Sefa’nı sürmek için vefasız olma...
Vefasızlara gitme, onlar yıkık köprüdür (Mevlana)...
Bunca vefasızlıktan sonra, bazılarının ederi kalmadı gönlümde; kaça deseler hiçe sayarım( Özdemir Asaf)
Yok İstanbul Vefa değil bahsettiğim, meşhur vefa bozası hiç değil... Anladınız siz ne demek istediğimi. Günümüzde anlamı sadece bir semtte olan, gerçek anlamını bulamayan yada çok çabuk unutulan kavram.
Bu hafta çok televizyon bağımlısı olmamama rağmen tesadüf Müge Anlı’ nın programında yirmi yaşında tazecik ve aklı bir karış havada, kişiliği henüz oturmamış bir kızcağız ve üstelik hamile, yanında saçı ve sakalı birbirine karışmış ve zavallı kızı aşığım diyerek kandıran kızdan büyük bir adam. Bu kelime çok büyük aslında ona. Herkes olamıyor çünkü. Herkese yakışmıyor.
Ekranda şu yazıyordu: Verdiğim karaciğerimi geri istiyorum. Şaşırdım sesini yükselttim televizyonun. Otuzlu yaşlarda iki kız çocuğu sahibi kadın eşine rahatsızlığı nedeniyle karaciğerini vermiş, peki o ne yapmış , gitmiş aşık oldum diyerek yirmi yaşında bir kızla birlikte olmaya başlamış. Kanım dondu resmen . İyilik yap maraz bul bu olsa gerek dedim kendi kendime. Kadın çırpınıyordu derdini anlatmak, anlaşılmak için. Sanırım üniversite hayatını bu adam İçin mahvetmiş ve yarım bırakıp evlenmiş olmalı. Dişleri sanırım sigara içmekten mahvolmuştu. Bir insan bir erkek bu kadar nasıl vefasız olabilirdi? Vicdanı yok muydu? Kaybetmiş olmalı dolayısıyla insanlığını da.. Yazık dedim çok yazık...

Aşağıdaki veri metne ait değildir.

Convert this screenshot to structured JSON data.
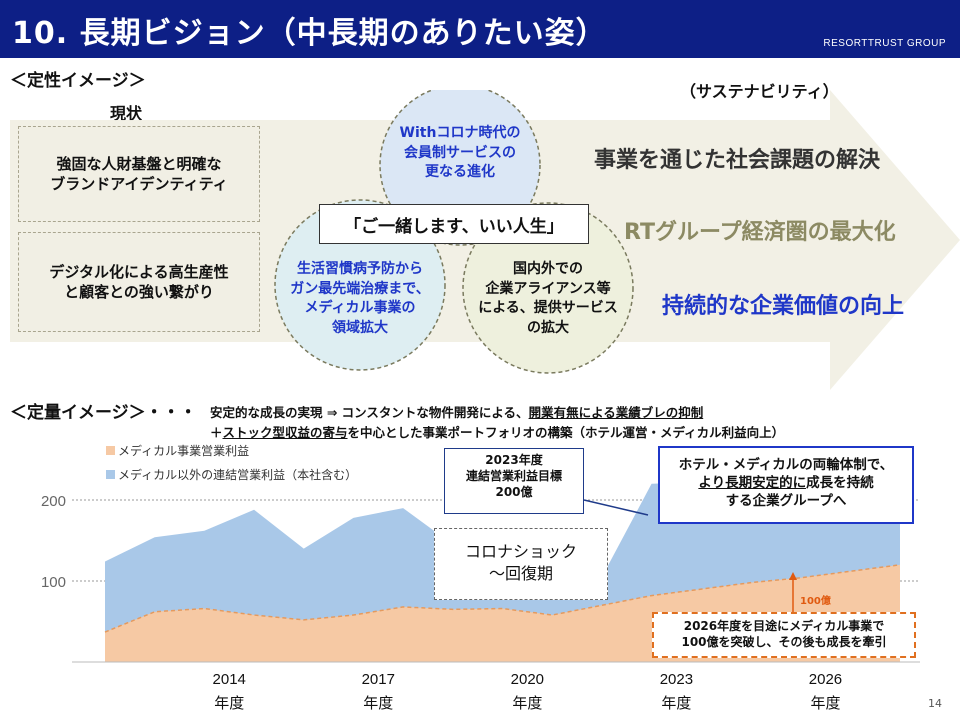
{
  "header": {
    "title": "10. 長期ビジョン（中長期のありたい姿）",
    "brand": "RESORTTRUST GROUP"
  },
  "qualitative": {
    "label": "＜定性イメージ＞",
    "current_label": "現状",
    "sustainability_label": "（サステナビリティ）",
    "current_items": [
      "強固な人財基盤と明確な\nブランドアイデンティティ",
      "デジタル化による高生産性\nと顧客との強い繋がり"
    ],
    "circles": [
      "Withコロナ時代の\n会員制サービスの\n更なる進化",
      "生活習慣病予防から\nガン最先端治療まで、\nメディカル事業の\n領域拡大",
      "国内外での\n企業アライアンス等\nによる、提供サービス\nの拡大"
    ],
    "center_phrase": "「ご一緒します、いい人生」",
    "goals": [
      "事業を通じた社会課題の解決",
      "RTグループ経済圏の最大化",
      "持続的な企業価値の向上"
    ],
    "colors": {
      "goal1": "#333333",
      "goal2": "#8c8a63",
      "goal3": "#1f37c8",
      "circle_top": "#dbe7f5",
      "circle_left": "#deeef2",
      "circle_right": "#eef0dd"
    }
  },
  "quantitative": {
    "label": "＜定量イメージ＞・・・",
    "line1_a": "安定的な成長の実現 ⇒ コンスタントな物件開発による、",
    "line1_b": "開業有無による業績ブレの抑制",
    "line2_a": "＋",
    "line2_b": "ストック型収益の寄与",
    "line2_c": "を中心とした事業ポートフォリオの構築（ホテル運営・メディカル利益向上）"
  },
  "callouts": {
    "target_2023": "2023年度\n連結営業利益目標\n200億",
    "corona": "コロナショック\n～回復期",
    "vision_1": "ホテル・メディカルの両輪体制で、",
    "vision_2": "より長期安定的に",
    "vision_3": "成長を持続",
    "vision_4": "する企業グループへ",
    "medical_100": "100億",
    "medical_goal": "2026年度を目途にメディカル事業で\n100億を突破し、その後も成長を牽引"
  },
  "chart_data": {
    "type": "area",
    "series": [
      {
        "name": "メディカル事業営業利益",
        "color": "#f6c9a4",
        "values": [
          37,
          62,
          66,
          58,
          52,
          58,
          68,
          65,
          66,
          58,
          70,
          82,
          90,
          98,
          104,
          112,
          120
        ]
      },
      {
        "name": "メディカル以外の連結営業利益（本社含む）",
        "color": "#a9c8e8",
        "values": [
          124,
          154,
          162,
          188,
          140,
          178,
          190,
          145,
          120,
          112,
          105,
          220,
          222,
          222,
          222,
          222,
          222
        ]
      }
    ],
    "x_ticks": [
      "2014\n年度",
      "2017\n年度",
      "2020\n年度",
      "2023\n年度",
      "2026\n年度"
    ],
    "y_ticks": [
      "100",
      "200"
    ],
    "ylim": [
      0,
      250
    ],
    "grid": true,
    "legend": "top-left"
  },
  "page_number": "14"
}
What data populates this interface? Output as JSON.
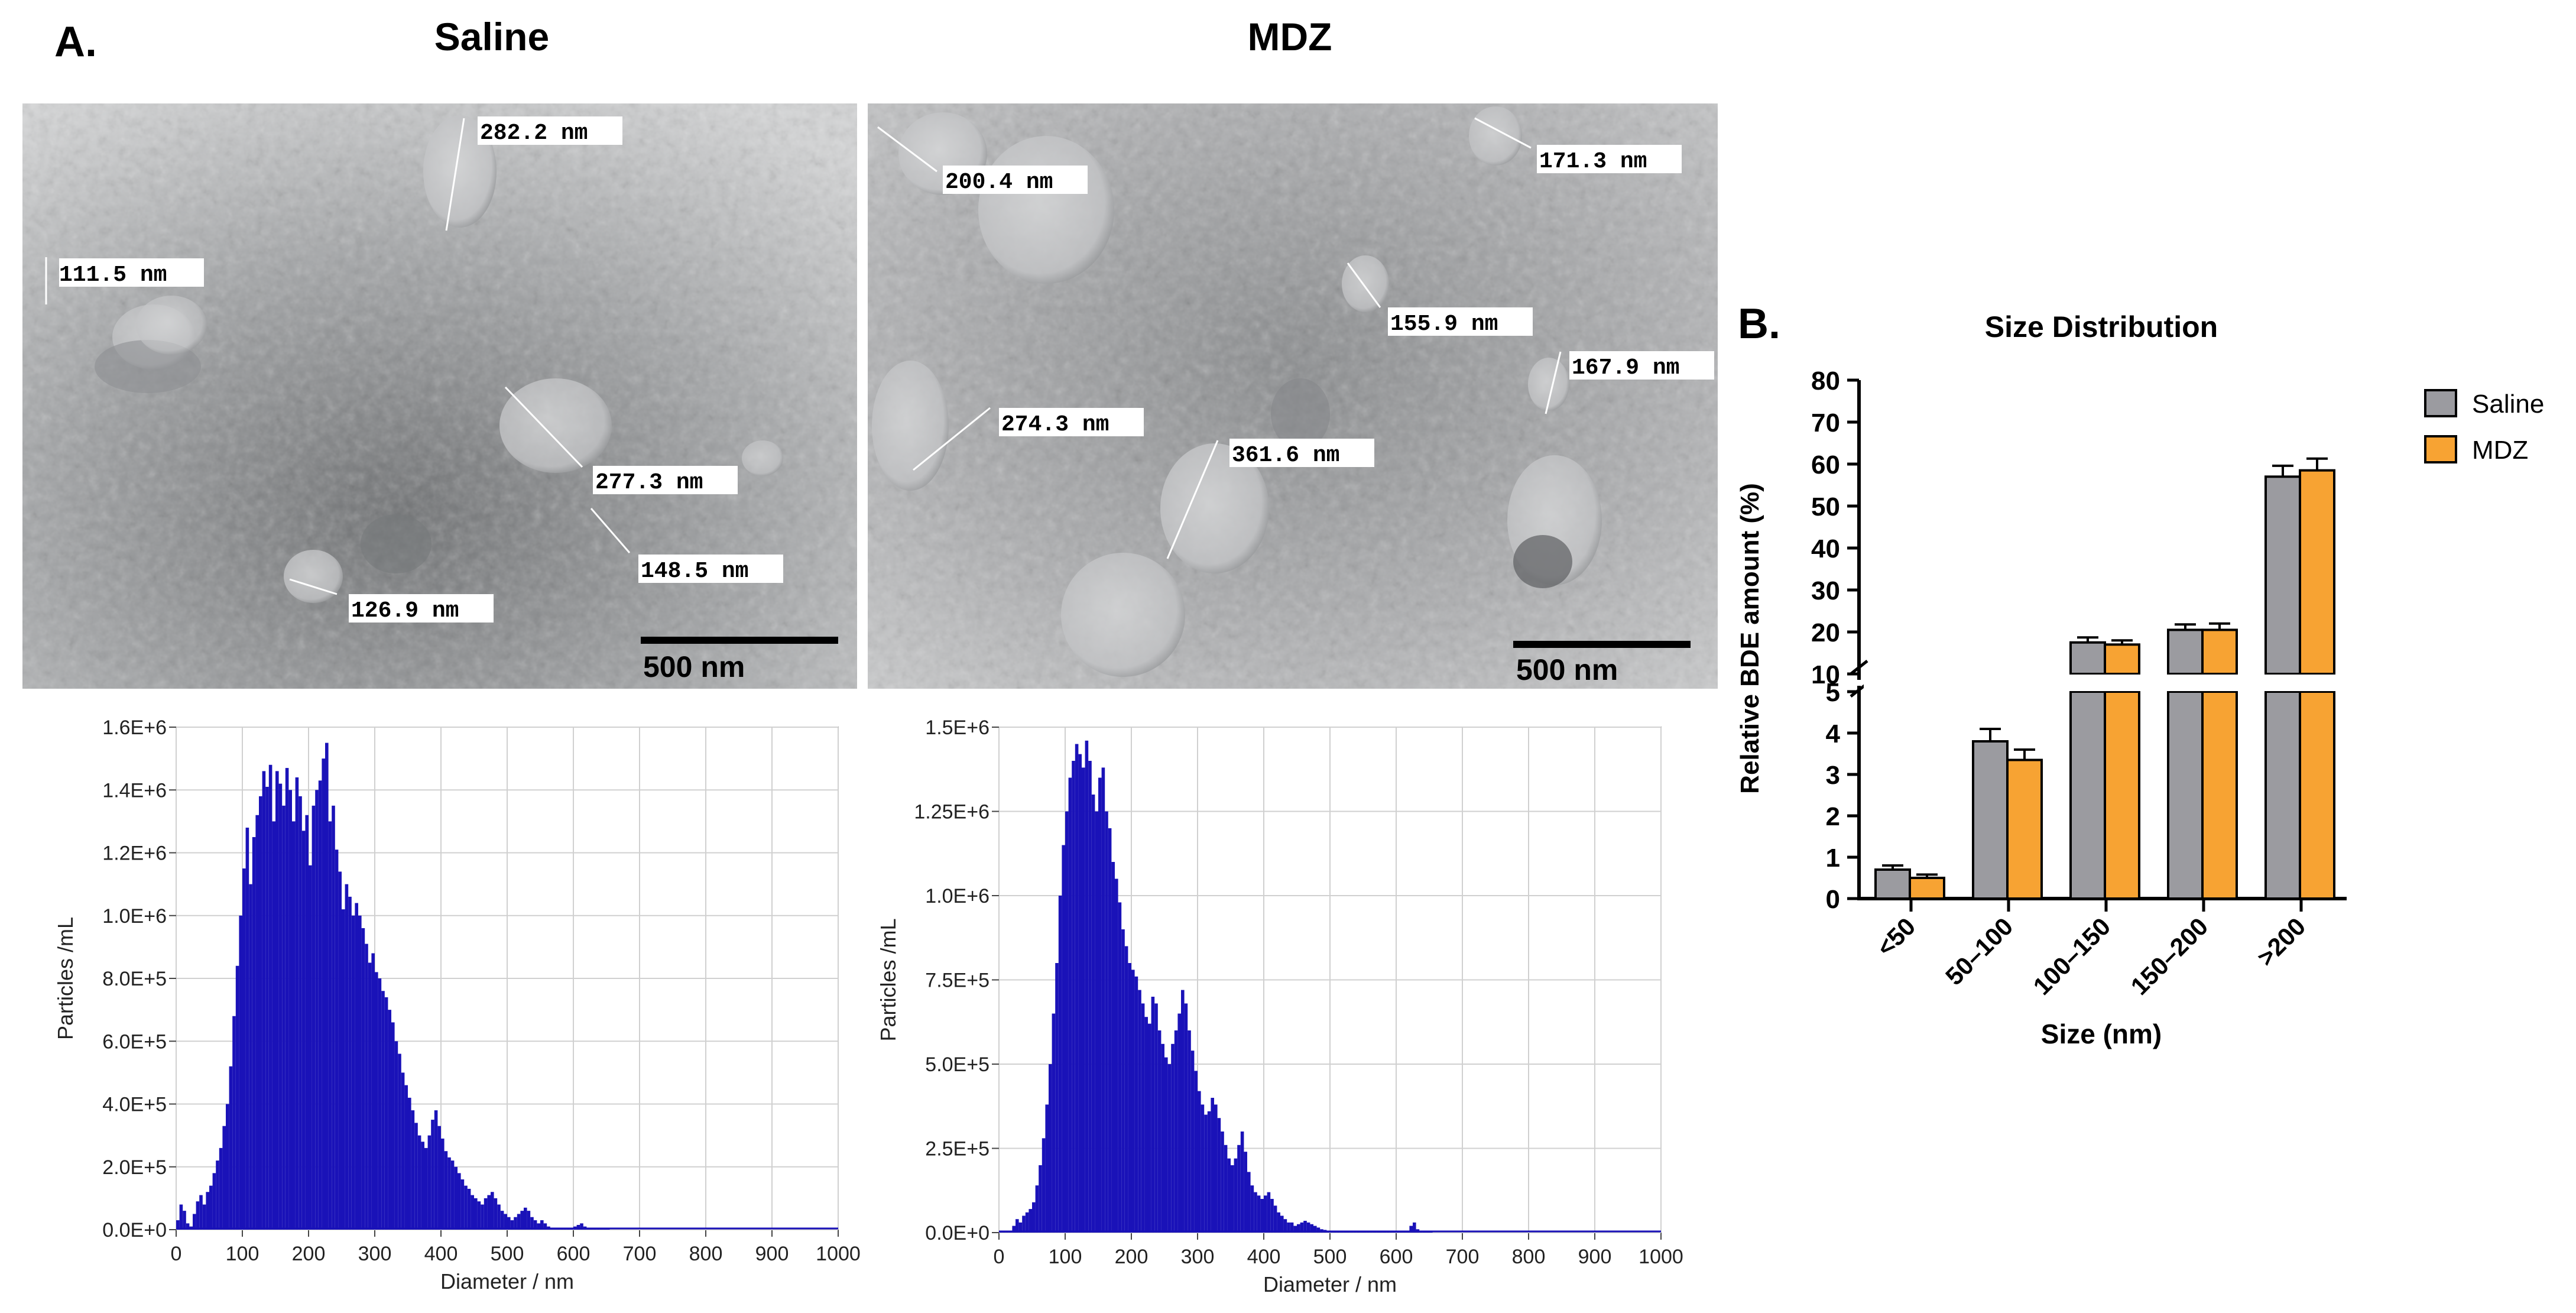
{
  "figure": {
    "panel_a_label": "A.",
    "panel_b_label": "B.",
    "saline_title": "Saline",
    "mdz_title": "MDZ"
  },
  "micrographs": {
    "saline": {
      "scale_bar_label": "500 nm",
      "measurements": [
        "282.2 nm",
        "111.5 nm",
        "277.3 nm",
        "148.5 nm",
        "126.9 nm"
      ]
    },
    "mdz": {
      "scale_bar_label": "500 nm",
      "measurements": [
        "200.4 nm",
        "171.3 nm",
        "155.9 nm",
        "167.9 nm",
        "274.3 nm",
        "361.6 nm"
      ]
    }
  },
  "chart_data": [
    {
      "type": "bar",
      "title": "",
      "xlabel": "Diameter / nm",
      "ylabel": "Particles /mL",
      "xlim": [
        0,
        1000
      ],
      "ylim": [
        0,
        1600000
      ],
      "xticks": [
        "0",
        "100",
        "200",
        "300",
        "400",
        "500",
        "600",
        "700",
        "800",
        "900",
        "1000"
      ],
      "yticks": [
        "0.0E+0",
        "2.0E+5",
        "4.0E+5",
        "6.0E+5",
        "8.0E+5",
        "1.0E+6",
        "1.2E+6",
        "1.4E+6",
        "1.6E+6"
      ],
      "x": [
        0,
        5,
        10,
        15,
        20,
        25,
        30,
        35,
        40,
        45,
        50,
        55,
        60,
        65,
        70,
        75,
        80,
        85,
        90,
        95,
        100,
        105,
        110,
        115,
        120,
        125,
        130,
        135,
        140,
        145,
        150,
        155,
        160,
        165,
        170,
        175,
        180,
        185,
        190,
        195,
        200,
        205,
        210,
        215,
        220,
        225,
        230,
        235,
        240,
        245,
        250,
        255,
        260,
        265,
        270,
        275,
        280,
        285,
        290,
        295,
        300,
        305,
        310,
        315,
        320,
        325,
        330,
        335,
        340,
        345,
        350,
        355,
        360,
        365,
        370,
        375,
        380,
        385,
        390,
        395,
        400,
        405,
        410,
        415,
        420,
        425,
        430,
        435,
        440,
        445,
        450,
        455,
        460,
        465,
        470,
        475,
        480,
        485,
        490,
        495,
        500,
        505,
        510,
        515,
        520,
        525,
        530,
        535,
        540,
        545,
        550,
        555,
        560,
        565,
        570,
        575,
        580,
        585,
        590,
        595,
        600,
        605,
        610,
        615,
        620,
        625,
        630,
        635,
        640,
        645,
        650
      ],
      "values": [
        30000,
        80000,
        60000,
        20000,
        10000,
        50000,
        90000,
        110000,
        80000,
        120000,
        140000,
        180000,
        220000,
        260000,
        330000,
        400000,
        520000,
        680000,
        840000,
        1000000,
        1150000,
        1280000,
        1100000,
        1250000,
        1320000,
        1380000,
        1460000,
        1410000,
        1480000,
        1300000,
        1460000,
        1420000,
        1350000,
        1470000,
        1400000,
        1300000,
        1440000,
        1380000,
        1270000,
        1320000,
        1160000,
        1350000,
        1400000,
        1430000,
        1500000,
        1550000,
        1300000,
        1350000,
        1210000,
        1140000,
        1020000,
        1100000,
        1060000,
        1000000,
        1040000,
        1000000,
        960000,
        910000,
        850000,
        880000,
        820000,
        800000,
        760000,
        740000,
        700000,
        660000,
        600000,
        560000,
        500000,
        460000,
        420000,
        380000,
        340000,
        300000,
        280000,
        260000,
        300000,
        350000,
        380000,
        330000,
        290000,
        250000,
        230000,
        220000,
        200000,
        180000,
        160000,
        140000,
        130000,
        110000,
        100000,
        90000,
        80000,
        100000,
        110000,
        120000,
        100000,
        80000,
        60000,
        50000,
        40000,
        30000,
        40000,
        50000,
        60000,
        70000,
        60000,
        40000,
        30000,
        20000,
        30000,
        20000,
        10000,
        5000,
        5000,
        3000,
        2000,
        2000,
        1000,
        1000,
        10000,
        15000,
        20000,
        10000,
        5000,
        2000,
        1000,
        1000,
        1000,
        1000,
        1000
      ]
    },
    {
      "type": "bar",
      "title": "",
      "xlabel": "Diameter / nm",
      "ylabel": "Particles /mL",
      "xlim": [
        0,
        1000
      ],
      "ylim": [
        0,
        1500000
      ],
      "xticks": [
        "0",
        "100",
        "200",
        "300",
        "400",
        "500",
        "600",
        "700",
        "800",
        "900",
        "1000"
      ],
      "yticks": [
        "0.0E+0",
        "2.5E+5",
        "5.0E+5",
        "7.5E+5",
        "1.0E+6",
        "1.25E+6",
        "1.5E+6"
      ],
      "x": [
        0,
        5,
        10,
        15,
        20,
        25,
        30,
        35,
        40,
        45,
        50,
        55,
        60,
        65,
        70,
        75,
        80,
        85,
        90,
        95,
        100,
        105,
        110,
        115,
        120,
        125,
        130,
        135,
        140,
        145,
        150,
        155,
        160,
        165,
        170,
        175,
        180,
        185,
        190,
        195,
        200,
        205,
        210,
        215,
        220,
        225,
        230,
        235,
        240,
        245,
        250,
        255,
        260,
        265,
        270,
        275,
        280,
        285,
        290,
        295,
        300,
        305,
        310,
        315,
        320,
        325,
        330,
        335,
        340,
        345,
        350,
        355,
        360,
        365,
        370,
        375,
        380,
        385,
        390,
        395,
        400,
        405,
        410,
        415,
        420,
        425,
        430,
        435,
        440,
        445,
        450,
        455,
        460,
        465,
        470,
        475,
        480,
        485,
        490,
        495,
        500,
        505,
        510,
        515,
        520,
        525,
        530,
        535,
        540,
        545,
        550,
        555,
        560,
        565,
        570,
        575,
        580,
        585,
        590,
        595,
        600,
        605,
        610,
        615,
        620,
        625,
        630,
        635,
        640,
        645,
        650
      ],
      "values": [
        5000,
        5000,
        5000,
        5000,
        20000,
        40000,
        30000,
        50000,
        60000,
        70000,
        90000,
        140000,
        200000,
        280000,
        380000,
        500000,
        650000,
        800000,
        1000000,
        1150000,
        1250000,
        1350000,
        1400000,
        1450000,
        1420000,
        1380000,
        1460000,
        1400000,
        1300000,
        1250000,
        1350000,
        1380000,
        1250000,
        1200000,
        1100000,
        1050000,
        980000,
        900000,
        850000,
        800000,
        780000,
        760000,
        720000,
        680000,
        640000,
        620000,
        700000,
        680000,
        600000,
        560000,
        520000,
        500000,
        560000,
        600000,
        650000,
        720000,
        680000,
        600000,
        540000,
        480000,
        420000,
        380000,
        350000,
        360000,
        400000,
        380000,
        340000,
        300000,
        260000,
        220000,
        200000,
        220000,
        260000,
        300000,
        240000,
        180000,
        140000,
        120000,
        110000,
        100000,
        110000,
        120000,
        100000,
        80000,
        60000,
        50000,
        40000,
        30000,
        30000,
        20000,
        25000,
        30000,
        35000,
        30000,
        25000,
        20000,
        15000,
        10000,
        8000,
        6000,
        5000,
        4000,
        3000,
        3000,
        4000,
        5000,
        5000,
        3000,
        2000,
        2000,
        1000,
        1000,
        1000,
        1000,
        1000,
        1000,
        1000,
        1000,
        1000,
        1000,
        1000,
        1000,
        1000,
        1000,
        20000,
        30000,
        10000,
        2000,
        1000,
        1000,
        1000
      ]
    },
    {
      "type": "bar",
      "title": "Size Distribution",
      "xlabel": "Size (nm)",
      "ylabel": "Relative BDE amount (%)",
      "categories": [
        "<50",
        "50–100",
        "100–150",
        "150–200",
        ">200"
      ],
      "series": [
        {
          "name": "Saline",
          "color": "#9b9ba0",
          "values": [
            0.7,
            3.8,
            17.5,
            20.5,
            57.0
          ],
          "errors": [
            0.1,
            0.3,
            1.2,
            1.3,
            2.6
          ]
        },
        {
          "name": "MDZ",
          "color": "#f7a333",
          "values": [
            0.5,
            3.35,
            17.0,
            20.5,
            58.5
          ],
          "errors": [
            0.08,
            0.25,
            1.0,
            1.5,
            2.8
          ]
        }
      ],
      "axis_break": {
        "lower_range": [
          0,
          5
        ],
        "upper_range": [
          10,
          80
        ]
      },
      "lower_yticks": [
        "0",
        "1",
        "2",
        "3",
        "4",
        "5"
      ],
      "upper_yticks": [
        "10",
        "20",
        "30",
        "40",
        "50",
        "60",
        "70",
        "80"
      ],
      "legend": "top-right"
    }
  ]
}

Müge hanım yirmili yaşlardaki kıza döndü ve kızım olacak yaştasın. Nurlar içinde yatsın Mustafa Kemal Atatürk biz kadınlara seçme seçilme hakkı verdi. Bizlere önce resmi nikah sonra evlilik ve çocuk diye bizi erkek ve kadın ile eşit seviyeye getirdi. İran’ da KADINLAR yıllardır bu özgürlüklere kavuşmak İçin mücadele ediyor ve hapishanelerde yatıyor, peki sen napıyorsun, olsun ben beklerim ne zaman boşanırsa kabulüm diyorsun. Çıldıracağım diyor çıldıracağım...bendeee
Kız dünyadan bir haber hala biz çok mutluyuz biz böyle çok iyiyiz gibi çocukça cümleler kuruyordu. Yüzü bebeği andırıyordu. Hiç bir şeyden haberi olmayan zavallı kızcağız. Üstelik ailesi de terk etmişti onu. Bir kaç seneye herşey çok daha farklı ve ağır olabilirdi. Ama o henüz anlayacak yaşta değil, kendini tekstil atölyesine hapsetmiş, karnı büyüne kadar çalışacaktı, asıl eşi ne zaman boşanırsa o zaman kıyacaklardı nikahı. Olsundu, beklerdi o.. Ah be cancağzım doğrusu bu değildi. Anladığında kucağında çocukla kalakalacaktın belkide ortada öylece.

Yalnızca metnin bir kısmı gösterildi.